Think about it: To whom are you talking on your block or in your neighborhood? Are you the person who waves to everyone and gets into conversations? Or do you run from your car to the door and back again? Are you offering your neighbors anything they can’t get from the secular world?
Or maybe you’ve been around the neighborhood for a while and you’ve gotten to know certain people. You hear things about others. We see that Jesus ate in the houses of tax collectors—those completely despised and disrespected. How about you? Do you greet those who’ve cheated on their spouses with smiles? Do you shake the hands of people with addictions? Do you spend time listening to your neighbors with different political beliefs, skin colors, and backgrounds?

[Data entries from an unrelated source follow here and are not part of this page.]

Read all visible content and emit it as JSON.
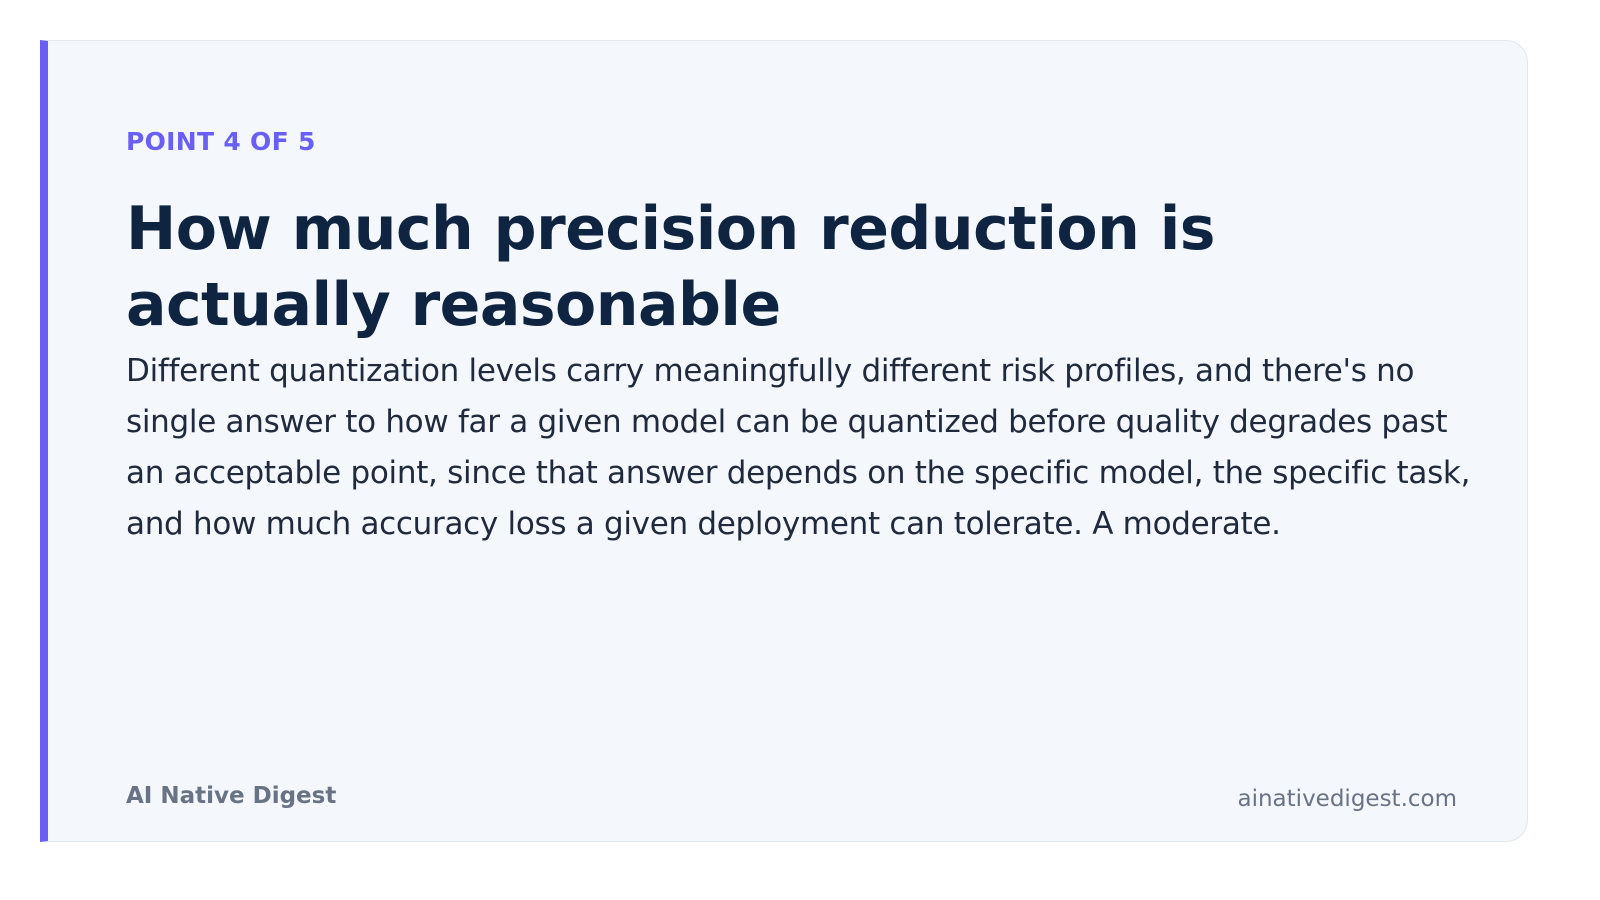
{
  "card": {
    "eyebrow": "POINT 4 OF 5",
    "title": "How much precision reduction is actually reasonable",
    "body": "Different quantization levels carry meaningfully different risk profiles, and there's no single answer to how far a given model can be quantized before quality degrades past an acceptable point, since that answer depends on the specific model, the specific task, and how much accuracy loss a given deployment can tolerate. A moderate.",
    "brand": "AI Native Digest",
    "site": "ainativedigest.com"
  }
}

If we’re going to bless others and show them Jesus, then we need to actually show them Jesus. We don’t get to be gracious and full of love to those we like and act cold and short with those we don’t.
Albert asked, “Do you create a space so full of grace that people want to be in your presence?” How radical would it be if your neighbors saw you as a Christian who loves, not judges? As a Christian who serves instead of shuts out? That’s what the world needs: Grace—and people who live it out. Most people know they have a problem; someone else pointing it out isn’t going to help. Instead, are you the kind of person who makes others comfortable? If people share guilt and shame with you, will you meet them with love and respect?
It can be hard to just go up to someone and invite them over for a meal; we’re not all wired with the ability to do that. For this week’s challenge, let’s make an effort just to get to know our neighbors. With the weather getting nicer, more people are out going for walks, working in the yard, or playing with their kids. Next time you see a neighbor, greet that person, exchange names, and find something in common, something you can build on. Then nurture that new relationship.
Christians, we have our work cut out for us: Many people don’t view us in a great light. We can be seen as hypocritical, judgmental, and “holier than thou.” In some cases, maybe this is deserved. But let’s smash those stereotypes and start meeting our neighbors with open hands and open hearts.
Jesus was known by His love, and His reputation preceded Him. Let the word spread about you, too. Be known as kind, gentle, and gracious. To change the world, it needs to start in our neighborhoods. It needs to start with our neighbors. As Christians, we know Jesus is the answer; now let’s be willing to share that answer with everyone around us.